L'Iran a bien l'intention de s'enraciner en Syrie et de déployer des bases le long du corridor terrestre qu'il met en place, passant par l'Irak et la Syrie en direction du Liban et de la Méditerranée. Un accord de cessez-le-feu entre les Etats-Unis, la Russie et la Jordanie signé en juillet dernier, devrait désormais s'appliquer. Or cet accord permet à l'Iran et à Al-Qaîda de menacer Israël et la Jordanie. Israël a posé des lignes rouges défensives qui pourraient le conduire à intervenir. Les Etats-unis comme l'Europe semblent observer passivement la montée d'un nouveau risque explosif dans cette région à la recherche de son équilibre. Ni les uns ni les autres ne seraient épargnés.(NdT)

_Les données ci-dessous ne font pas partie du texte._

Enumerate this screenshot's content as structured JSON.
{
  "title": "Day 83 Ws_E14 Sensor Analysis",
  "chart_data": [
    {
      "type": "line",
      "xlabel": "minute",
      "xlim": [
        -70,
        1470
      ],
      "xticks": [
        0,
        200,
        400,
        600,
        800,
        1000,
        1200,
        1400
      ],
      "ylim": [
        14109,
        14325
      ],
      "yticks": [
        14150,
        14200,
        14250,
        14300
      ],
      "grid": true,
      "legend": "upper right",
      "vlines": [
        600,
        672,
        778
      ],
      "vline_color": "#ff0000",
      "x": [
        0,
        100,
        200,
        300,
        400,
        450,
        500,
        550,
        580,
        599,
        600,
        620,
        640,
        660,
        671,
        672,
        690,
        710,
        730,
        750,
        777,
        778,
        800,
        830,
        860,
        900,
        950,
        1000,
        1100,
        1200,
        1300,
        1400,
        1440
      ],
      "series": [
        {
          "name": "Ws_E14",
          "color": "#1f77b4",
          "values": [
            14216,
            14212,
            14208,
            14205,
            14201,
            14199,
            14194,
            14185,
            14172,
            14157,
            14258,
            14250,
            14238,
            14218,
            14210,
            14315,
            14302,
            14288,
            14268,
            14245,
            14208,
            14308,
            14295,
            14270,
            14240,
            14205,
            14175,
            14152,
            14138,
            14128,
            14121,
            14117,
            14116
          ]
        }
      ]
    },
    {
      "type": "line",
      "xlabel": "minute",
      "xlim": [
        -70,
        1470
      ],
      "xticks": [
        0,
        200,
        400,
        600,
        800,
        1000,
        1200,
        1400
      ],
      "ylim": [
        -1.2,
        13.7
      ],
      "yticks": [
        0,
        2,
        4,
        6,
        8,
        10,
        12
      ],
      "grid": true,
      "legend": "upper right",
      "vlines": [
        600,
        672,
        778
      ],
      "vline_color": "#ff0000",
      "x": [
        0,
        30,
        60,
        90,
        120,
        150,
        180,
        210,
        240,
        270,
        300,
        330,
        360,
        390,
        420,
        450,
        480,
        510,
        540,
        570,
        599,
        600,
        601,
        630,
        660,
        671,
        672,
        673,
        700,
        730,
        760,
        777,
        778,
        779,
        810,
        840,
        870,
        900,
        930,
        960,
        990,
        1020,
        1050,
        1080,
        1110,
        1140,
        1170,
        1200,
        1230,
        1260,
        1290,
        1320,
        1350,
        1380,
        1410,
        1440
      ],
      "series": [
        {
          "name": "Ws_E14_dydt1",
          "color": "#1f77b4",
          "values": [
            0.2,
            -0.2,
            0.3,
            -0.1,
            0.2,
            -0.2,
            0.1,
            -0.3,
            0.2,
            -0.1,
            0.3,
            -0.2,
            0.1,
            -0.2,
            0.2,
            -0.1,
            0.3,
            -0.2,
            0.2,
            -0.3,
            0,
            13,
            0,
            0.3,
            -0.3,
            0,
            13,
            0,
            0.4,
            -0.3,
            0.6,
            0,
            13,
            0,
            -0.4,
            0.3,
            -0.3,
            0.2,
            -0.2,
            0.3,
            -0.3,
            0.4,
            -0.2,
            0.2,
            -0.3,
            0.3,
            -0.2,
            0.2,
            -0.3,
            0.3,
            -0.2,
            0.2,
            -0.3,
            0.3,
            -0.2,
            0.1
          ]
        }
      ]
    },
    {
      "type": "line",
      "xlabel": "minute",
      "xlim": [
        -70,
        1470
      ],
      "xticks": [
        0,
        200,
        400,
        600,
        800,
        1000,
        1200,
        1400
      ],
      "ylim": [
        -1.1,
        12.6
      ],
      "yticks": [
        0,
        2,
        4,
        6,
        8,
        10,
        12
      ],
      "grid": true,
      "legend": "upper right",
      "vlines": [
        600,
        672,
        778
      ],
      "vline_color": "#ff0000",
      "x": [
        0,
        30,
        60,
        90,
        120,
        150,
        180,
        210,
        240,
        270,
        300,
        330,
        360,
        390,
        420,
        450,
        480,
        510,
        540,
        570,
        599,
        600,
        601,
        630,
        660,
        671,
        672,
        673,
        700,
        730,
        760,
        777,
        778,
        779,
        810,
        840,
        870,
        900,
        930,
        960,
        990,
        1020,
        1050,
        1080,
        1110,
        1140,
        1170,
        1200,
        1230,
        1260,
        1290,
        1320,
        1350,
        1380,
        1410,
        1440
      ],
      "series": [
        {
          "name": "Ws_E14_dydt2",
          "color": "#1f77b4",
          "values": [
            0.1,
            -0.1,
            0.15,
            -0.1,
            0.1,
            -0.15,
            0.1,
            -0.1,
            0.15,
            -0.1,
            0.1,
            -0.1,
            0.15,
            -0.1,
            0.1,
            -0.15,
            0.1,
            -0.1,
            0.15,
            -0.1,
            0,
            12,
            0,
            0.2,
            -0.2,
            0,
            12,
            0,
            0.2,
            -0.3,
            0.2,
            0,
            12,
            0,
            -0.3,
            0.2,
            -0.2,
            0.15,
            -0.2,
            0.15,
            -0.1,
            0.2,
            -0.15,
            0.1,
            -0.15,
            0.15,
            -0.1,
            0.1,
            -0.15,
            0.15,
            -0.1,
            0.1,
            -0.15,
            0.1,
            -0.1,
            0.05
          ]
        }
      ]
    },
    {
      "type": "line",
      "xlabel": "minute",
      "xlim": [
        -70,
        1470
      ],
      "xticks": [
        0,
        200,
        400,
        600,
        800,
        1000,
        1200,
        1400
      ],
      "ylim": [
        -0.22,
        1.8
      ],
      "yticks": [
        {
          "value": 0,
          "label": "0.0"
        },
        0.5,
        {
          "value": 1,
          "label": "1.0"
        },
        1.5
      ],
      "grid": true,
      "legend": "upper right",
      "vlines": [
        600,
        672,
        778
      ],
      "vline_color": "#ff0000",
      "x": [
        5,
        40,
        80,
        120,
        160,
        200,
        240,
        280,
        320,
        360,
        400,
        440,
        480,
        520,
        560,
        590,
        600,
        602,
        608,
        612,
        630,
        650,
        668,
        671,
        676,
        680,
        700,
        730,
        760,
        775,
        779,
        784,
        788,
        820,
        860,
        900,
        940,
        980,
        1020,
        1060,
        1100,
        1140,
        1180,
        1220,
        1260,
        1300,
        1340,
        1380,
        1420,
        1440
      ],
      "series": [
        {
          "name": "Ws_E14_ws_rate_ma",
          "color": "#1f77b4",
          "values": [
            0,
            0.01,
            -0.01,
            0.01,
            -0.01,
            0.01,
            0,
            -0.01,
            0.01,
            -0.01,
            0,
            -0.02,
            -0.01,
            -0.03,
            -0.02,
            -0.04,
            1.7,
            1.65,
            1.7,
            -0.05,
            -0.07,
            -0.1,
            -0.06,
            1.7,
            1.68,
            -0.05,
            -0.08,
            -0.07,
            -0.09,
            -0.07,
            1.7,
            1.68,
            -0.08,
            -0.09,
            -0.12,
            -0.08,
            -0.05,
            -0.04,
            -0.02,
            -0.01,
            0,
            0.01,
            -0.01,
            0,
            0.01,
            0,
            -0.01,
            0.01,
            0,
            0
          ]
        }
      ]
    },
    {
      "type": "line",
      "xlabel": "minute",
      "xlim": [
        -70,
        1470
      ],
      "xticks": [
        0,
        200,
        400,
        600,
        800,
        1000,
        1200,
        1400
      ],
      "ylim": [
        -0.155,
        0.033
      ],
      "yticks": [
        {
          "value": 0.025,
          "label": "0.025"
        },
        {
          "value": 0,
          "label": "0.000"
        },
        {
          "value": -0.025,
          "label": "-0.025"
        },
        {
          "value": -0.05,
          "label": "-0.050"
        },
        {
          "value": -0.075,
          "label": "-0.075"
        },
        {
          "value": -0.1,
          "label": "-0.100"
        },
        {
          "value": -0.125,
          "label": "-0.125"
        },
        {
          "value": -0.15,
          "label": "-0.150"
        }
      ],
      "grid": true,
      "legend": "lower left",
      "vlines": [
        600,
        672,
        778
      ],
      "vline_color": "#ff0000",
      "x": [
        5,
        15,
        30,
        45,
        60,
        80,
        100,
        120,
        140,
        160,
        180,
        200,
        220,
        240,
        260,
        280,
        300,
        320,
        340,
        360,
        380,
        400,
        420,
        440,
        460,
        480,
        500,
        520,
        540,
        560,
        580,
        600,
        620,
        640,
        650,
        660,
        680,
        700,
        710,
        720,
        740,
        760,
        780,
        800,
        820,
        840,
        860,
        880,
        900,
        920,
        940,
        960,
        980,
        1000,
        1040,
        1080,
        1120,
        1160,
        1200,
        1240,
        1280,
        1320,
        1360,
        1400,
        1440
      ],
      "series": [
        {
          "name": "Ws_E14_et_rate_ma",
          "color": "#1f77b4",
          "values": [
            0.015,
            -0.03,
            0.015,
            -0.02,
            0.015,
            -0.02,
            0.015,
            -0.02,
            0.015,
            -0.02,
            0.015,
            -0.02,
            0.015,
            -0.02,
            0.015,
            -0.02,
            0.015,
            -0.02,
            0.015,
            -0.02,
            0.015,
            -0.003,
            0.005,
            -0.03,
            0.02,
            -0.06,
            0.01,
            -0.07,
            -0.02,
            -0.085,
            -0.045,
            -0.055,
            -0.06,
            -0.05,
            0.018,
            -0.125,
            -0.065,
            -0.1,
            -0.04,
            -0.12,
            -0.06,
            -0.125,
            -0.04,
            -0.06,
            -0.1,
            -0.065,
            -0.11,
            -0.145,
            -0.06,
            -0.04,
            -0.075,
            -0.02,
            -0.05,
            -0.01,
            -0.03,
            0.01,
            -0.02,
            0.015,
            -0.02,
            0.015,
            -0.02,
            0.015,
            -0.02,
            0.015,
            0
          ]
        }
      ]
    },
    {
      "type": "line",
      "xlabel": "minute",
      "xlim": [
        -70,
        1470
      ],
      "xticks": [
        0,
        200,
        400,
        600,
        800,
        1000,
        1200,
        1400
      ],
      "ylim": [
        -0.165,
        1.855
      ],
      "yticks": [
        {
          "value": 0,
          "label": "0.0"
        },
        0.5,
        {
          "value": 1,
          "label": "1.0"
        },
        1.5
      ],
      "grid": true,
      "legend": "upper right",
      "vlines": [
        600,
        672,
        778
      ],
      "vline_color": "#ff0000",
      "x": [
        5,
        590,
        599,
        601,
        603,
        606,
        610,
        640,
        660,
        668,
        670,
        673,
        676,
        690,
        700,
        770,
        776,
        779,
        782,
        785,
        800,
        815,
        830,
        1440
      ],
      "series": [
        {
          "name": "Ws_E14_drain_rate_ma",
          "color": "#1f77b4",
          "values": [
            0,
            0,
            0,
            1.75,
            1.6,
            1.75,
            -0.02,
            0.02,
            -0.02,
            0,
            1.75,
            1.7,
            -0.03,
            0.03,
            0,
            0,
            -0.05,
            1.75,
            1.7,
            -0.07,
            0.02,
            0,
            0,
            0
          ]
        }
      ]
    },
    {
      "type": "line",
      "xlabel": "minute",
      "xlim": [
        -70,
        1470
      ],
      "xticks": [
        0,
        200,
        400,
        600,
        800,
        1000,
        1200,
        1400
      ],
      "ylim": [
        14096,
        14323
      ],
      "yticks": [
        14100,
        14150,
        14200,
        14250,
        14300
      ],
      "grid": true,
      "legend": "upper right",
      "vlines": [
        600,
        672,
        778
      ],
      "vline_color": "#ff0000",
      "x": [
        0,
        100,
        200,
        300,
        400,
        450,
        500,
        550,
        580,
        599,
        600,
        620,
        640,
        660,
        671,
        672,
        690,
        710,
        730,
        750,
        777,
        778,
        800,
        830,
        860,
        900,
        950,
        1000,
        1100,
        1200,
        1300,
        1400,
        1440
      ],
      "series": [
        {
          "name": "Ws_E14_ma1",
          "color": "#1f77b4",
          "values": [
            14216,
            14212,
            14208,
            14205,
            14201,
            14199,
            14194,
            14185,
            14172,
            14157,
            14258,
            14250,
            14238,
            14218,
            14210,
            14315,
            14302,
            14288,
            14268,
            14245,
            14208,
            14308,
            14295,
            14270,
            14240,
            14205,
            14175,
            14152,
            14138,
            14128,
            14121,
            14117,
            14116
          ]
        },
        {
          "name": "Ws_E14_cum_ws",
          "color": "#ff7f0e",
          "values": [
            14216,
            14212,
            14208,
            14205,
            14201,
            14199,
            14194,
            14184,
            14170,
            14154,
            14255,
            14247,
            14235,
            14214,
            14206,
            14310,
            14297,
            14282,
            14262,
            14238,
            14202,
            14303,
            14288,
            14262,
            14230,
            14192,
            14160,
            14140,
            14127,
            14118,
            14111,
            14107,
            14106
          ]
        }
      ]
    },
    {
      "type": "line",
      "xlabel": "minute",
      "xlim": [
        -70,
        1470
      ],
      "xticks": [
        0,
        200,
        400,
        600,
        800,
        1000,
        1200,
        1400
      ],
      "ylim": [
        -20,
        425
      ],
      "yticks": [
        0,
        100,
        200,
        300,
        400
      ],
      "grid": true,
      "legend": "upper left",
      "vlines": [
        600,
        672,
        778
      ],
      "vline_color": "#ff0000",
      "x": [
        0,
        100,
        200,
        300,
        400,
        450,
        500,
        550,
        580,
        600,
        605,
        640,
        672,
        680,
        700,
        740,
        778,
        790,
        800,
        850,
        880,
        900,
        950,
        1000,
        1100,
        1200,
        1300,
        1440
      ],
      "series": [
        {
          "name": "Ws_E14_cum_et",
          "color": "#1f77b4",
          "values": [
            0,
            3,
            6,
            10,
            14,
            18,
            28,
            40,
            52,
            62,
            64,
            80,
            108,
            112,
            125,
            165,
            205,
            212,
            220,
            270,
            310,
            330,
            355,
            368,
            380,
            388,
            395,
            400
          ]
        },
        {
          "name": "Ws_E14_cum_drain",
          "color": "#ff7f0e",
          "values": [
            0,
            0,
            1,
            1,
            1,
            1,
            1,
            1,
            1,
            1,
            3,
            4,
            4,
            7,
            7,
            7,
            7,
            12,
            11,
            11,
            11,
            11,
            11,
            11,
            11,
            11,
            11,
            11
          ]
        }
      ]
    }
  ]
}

Ce qu’il faut retenir : La «zone de désescalade» en Syrie négociée par les États-Unis, la Russie et la Jordanie menace les intérêts stratégiques des Américains et de leurs alliés. L'accord ne permet pas de contrôler l'Iran ni Al-Qaïda, malgré la diminution de la violence dans le sud-ouest de la Syrie. L'Iran continue de consolider sa présence à proximité des Hauteurs du Golan à travers un réseau de forces de supplétives, tout en conservant des positions importantes dans le sud de la Syrie. La Russie n’est ni vraiment désireuse, ni capable d'empêcher l'Iran de s'implanter définitivement dans le sud, contrairement aux assurances du président russe Vladimir Poutine. L’enracinement de l'Iran qui parait inéluctable menace Israël, ce qui augmente la probabilité d'une nouvelle réaction militaire de ce pays. De son coté, Al-Qaïda a profité du cessez-le-feu pour réduire son soutien aux groupes d'opposition non-djihadistes et renforcer sa présence le long de la frontière syro-jordanienne.
La «zone de désescalade» dans le sud de la Syrie permettra au final de préserver la présence à long terme de l'Iran au lieu de la réduire.
Les Etats-Unis, la Russie et la Jordanie se sont mis d’accord sur une Déclaration de principes pour la Syrie du Sud le 8 novembre dernier. On prévoit dans cet accord une "zone d'exclusion" qui oblige les forces étrangères – dont celles de l’Iran et du Hezbollah libanais – à se tenir de cinq à sept kilomètres au-delà d’une ligne de contact convenue. A son maximum, la zone tampon éloigne les forces étrangères jusqu'à une distance de trente kilomètres de la frontière syro-jordanienne et des Hauteurs du Golan. La zone d'exclusion a pour but de compléter la «zone de désescalade» préexistante dans le sud de la Syrie qui avait été négociée le 7 juillet. L'Iran avait néanmoins fixé des conditions pour préserver ses bases arrière dans le sud de la Syrie.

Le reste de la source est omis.